For admirers of Giacomo Puccini and Franco Zeffirelli, this has been a very good fall. The Metropolitan Opera began a run of Turandot last month; the company began a run of La bohème last night. Both operas are by Puccini, as you know, and the Met has productions by Zeffirelli for the two of them.

Some people don’t like those productions (or those operas, or Puccini, for that matter). That’s okay: no one is obligated to go.

Anita Hartig, a Romanian soprano, was very, very good in the co-starring role of Mimì last night. She has a beautiful voice, well placed. It has various colors, including darkish ones. It is loud (without effort). It has a mezzo-y lower register.

Also, Ms. Hartig is musical. You could hear this, for example, in the shape of her arias.

How about her high C at the end of “O soave fanciulla”? It was wayward—first flat, then sharp (as the singer tried to adjust)—but this was of little import.

Of true importance is that she sang with poignancy—without trying to. What I mean is, she did not really act (and certainly did not overact). She simply let the music, the words, and the story speak for themselves. They are enough.

I have heard many, many Mimìs more famous than Anita Hartig. I don’t remember, frankly, hearing a better one.

Making her Met debut was the conductor, Eun-sun Kim, from Seoul. She is the music director of the San Francisco Opera. Appearing in the pit, she bowed to the audience, then turned to face the orchestra, with a wonderful swirling ponytail.

How do you want the beginning of La bohème to go? It should burble, scamper, dance, and amuse. It should reflect youthful high spirits—and bonhomie, among the bohemians. Note, too, that it need not rush.

In my view, the opening last night was cold and hard—cold, hard, tight, and rushed. There was not sufficient breathing or enjoyment. I have little to complain about Maestra Kim thereafter.

She conducted with understanding, alertness, and command—a command that was not smothering. Act II, she handled deftly, and this is not an easy act to handle. By the way, what is Act II—the café scene—but a scherzo? A scherzo movement? (With a waltz and a march thrown in.)

Our tenor was Charles Castronovo, from Southern California. He has a suave name, and sings the same way. He makes a fitting Rodolfo. As I have picked at his soprano’s high C, I might as well pick at his: it was effortful—a little strangled—but there (and “there” is the main thing).

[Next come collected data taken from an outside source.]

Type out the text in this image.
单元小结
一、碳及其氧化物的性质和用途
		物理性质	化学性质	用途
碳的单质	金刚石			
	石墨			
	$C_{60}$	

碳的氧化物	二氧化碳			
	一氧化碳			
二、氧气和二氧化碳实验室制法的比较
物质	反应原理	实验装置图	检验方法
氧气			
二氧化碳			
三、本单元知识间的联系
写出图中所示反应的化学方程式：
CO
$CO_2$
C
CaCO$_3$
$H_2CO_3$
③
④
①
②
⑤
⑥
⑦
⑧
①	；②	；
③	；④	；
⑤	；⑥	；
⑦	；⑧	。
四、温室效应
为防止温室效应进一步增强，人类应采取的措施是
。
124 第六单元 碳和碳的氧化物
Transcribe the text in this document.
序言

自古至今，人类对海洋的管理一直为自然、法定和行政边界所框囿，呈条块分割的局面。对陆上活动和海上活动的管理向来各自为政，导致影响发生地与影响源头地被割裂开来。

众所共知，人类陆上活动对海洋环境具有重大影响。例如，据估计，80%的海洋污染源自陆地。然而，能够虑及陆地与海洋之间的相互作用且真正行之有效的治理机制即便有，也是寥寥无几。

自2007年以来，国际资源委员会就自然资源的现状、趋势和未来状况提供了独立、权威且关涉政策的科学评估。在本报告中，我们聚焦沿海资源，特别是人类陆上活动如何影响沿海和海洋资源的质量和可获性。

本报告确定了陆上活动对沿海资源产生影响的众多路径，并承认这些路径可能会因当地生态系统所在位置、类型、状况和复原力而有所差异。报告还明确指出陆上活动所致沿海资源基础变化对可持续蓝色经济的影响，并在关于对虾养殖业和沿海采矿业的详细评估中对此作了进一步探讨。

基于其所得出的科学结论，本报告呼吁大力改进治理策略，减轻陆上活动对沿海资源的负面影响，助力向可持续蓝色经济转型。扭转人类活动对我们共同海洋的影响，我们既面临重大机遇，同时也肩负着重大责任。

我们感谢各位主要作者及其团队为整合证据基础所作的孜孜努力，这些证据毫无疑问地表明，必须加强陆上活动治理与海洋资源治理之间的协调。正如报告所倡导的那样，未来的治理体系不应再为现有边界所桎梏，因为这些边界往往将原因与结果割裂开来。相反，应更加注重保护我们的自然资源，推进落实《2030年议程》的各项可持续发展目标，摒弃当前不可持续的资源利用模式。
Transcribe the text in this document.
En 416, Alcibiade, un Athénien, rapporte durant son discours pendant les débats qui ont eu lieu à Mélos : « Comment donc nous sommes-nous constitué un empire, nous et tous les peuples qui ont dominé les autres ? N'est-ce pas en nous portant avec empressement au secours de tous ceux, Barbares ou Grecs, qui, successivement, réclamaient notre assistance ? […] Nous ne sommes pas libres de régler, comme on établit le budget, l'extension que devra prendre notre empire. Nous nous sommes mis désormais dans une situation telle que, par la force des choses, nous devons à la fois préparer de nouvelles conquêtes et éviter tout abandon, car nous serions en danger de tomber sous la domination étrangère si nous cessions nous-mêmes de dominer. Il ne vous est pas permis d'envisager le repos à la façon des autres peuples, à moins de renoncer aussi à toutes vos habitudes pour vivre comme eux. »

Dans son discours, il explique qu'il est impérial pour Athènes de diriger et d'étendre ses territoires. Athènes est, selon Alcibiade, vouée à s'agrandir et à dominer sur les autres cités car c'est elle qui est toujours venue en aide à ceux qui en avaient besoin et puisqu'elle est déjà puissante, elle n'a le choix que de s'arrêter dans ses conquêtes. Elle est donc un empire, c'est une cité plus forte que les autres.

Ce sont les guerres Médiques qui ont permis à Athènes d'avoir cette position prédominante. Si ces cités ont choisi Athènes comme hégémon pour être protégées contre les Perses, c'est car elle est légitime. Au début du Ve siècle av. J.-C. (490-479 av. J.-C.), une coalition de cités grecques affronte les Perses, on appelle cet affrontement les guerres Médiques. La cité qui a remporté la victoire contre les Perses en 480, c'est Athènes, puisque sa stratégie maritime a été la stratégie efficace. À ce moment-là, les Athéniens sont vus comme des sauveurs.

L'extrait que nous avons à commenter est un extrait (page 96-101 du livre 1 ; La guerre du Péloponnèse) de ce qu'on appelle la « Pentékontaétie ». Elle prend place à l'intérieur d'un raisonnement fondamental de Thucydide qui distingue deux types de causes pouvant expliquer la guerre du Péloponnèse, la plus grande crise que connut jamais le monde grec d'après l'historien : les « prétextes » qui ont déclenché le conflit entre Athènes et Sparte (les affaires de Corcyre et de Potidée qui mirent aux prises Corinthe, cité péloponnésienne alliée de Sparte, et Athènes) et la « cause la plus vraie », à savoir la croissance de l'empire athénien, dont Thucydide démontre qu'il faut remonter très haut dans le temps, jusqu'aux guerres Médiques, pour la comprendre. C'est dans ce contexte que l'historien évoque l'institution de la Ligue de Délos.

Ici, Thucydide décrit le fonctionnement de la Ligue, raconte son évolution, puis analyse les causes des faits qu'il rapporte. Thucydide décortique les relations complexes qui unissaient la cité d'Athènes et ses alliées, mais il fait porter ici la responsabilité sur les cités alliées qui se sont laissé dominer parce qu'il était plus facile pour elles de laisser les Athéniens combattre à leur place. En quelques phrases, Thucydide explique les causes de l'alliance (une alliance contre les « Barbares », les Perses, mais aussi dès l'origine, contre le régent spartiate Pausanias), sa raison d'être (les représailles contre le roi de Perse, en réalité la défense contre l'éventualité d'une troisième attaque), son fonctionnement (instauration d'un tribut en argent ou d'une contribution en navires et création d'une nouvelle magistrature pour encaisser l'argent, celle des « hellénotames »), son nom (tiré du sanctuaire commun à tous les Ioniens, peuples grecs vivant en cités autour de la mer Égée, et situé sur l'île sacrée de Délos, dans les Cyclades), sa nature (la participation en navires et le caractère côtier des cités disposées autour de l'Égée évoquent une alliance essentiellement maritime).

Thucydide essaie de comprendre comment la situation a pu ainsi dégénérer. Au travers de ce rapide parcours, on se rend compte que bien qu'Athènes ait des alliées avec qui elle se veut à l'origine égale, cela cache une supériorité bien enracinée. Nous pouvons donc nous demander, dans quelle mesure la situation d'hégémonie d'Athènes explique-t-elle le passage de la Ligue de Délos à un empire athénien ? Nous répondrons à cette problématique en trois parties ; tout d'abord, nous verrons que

In any event, it was a pleasure to experience Mr. Castronovo’s voice and his commitment to the singing.

Our Marcello? The Polish baritone Artur Ruciński, who was poised, correct, and burnished. The tenor-baritone duet “In un coupé?” was unusually stylish and heartfelt. This duet can fall flat on its face. From Castronovo and Ruciński—and Kim and the Met orchestra—it was its rightful self.

The other baritone in the opera, Schaunard, does not have as much to do as Marcello. But Alexander Birch Elliott, another American, made an impression in his part. He, too, has a beautiful voice. (This was a night of very good voices.) Googling around, I found this, from a review of a Met Pearl Fishers I wrote in 2018:

Scheduled to sing the baritone role of Zurga was Mariusz Kwiecień, the Polish star. But, indisposed, he was replaced by Alexander Birch Elliott, an American. A star is born? Something like that. Elliott sang confidently and handsomely.

Colline last night was Nicholas Brownlee, a bass-baritone from Alabama—not to be confused with Lawrence Brownlee, the tenor (bel canto) from Ohio. He sang and acted commendably, and, yes, has another of those beautiful voices.

Our mezzo, our Musetta, was Federica Lombardi. About her Musetta, there was a touch of Lucy—Lucille Ball—or more than a touch. Was she over the top? That depends on your taste, or your sense of “top.” Regardless, Ms. Lombardi was fun (before matters turned grave).

She was the only Italian in the cast, and I was looking forward to hearing the language out of her mouth. I must say, however, that I had trouble making out the words. Her or me? (I can hear her vote, “Him!”)

This was a very good and very moving Bohème. What a good piece, by the way—a masterpiece. Not just full of melody (which is no small thing) but ingeniously constructed. I always say that there are two classes of people who know that Puccini is great: cognoscenti—musicians, chiefly—and the masses. Middlebrows are taught to sneer or sniff at Puccini, somehow. It doesn’t touch him, though.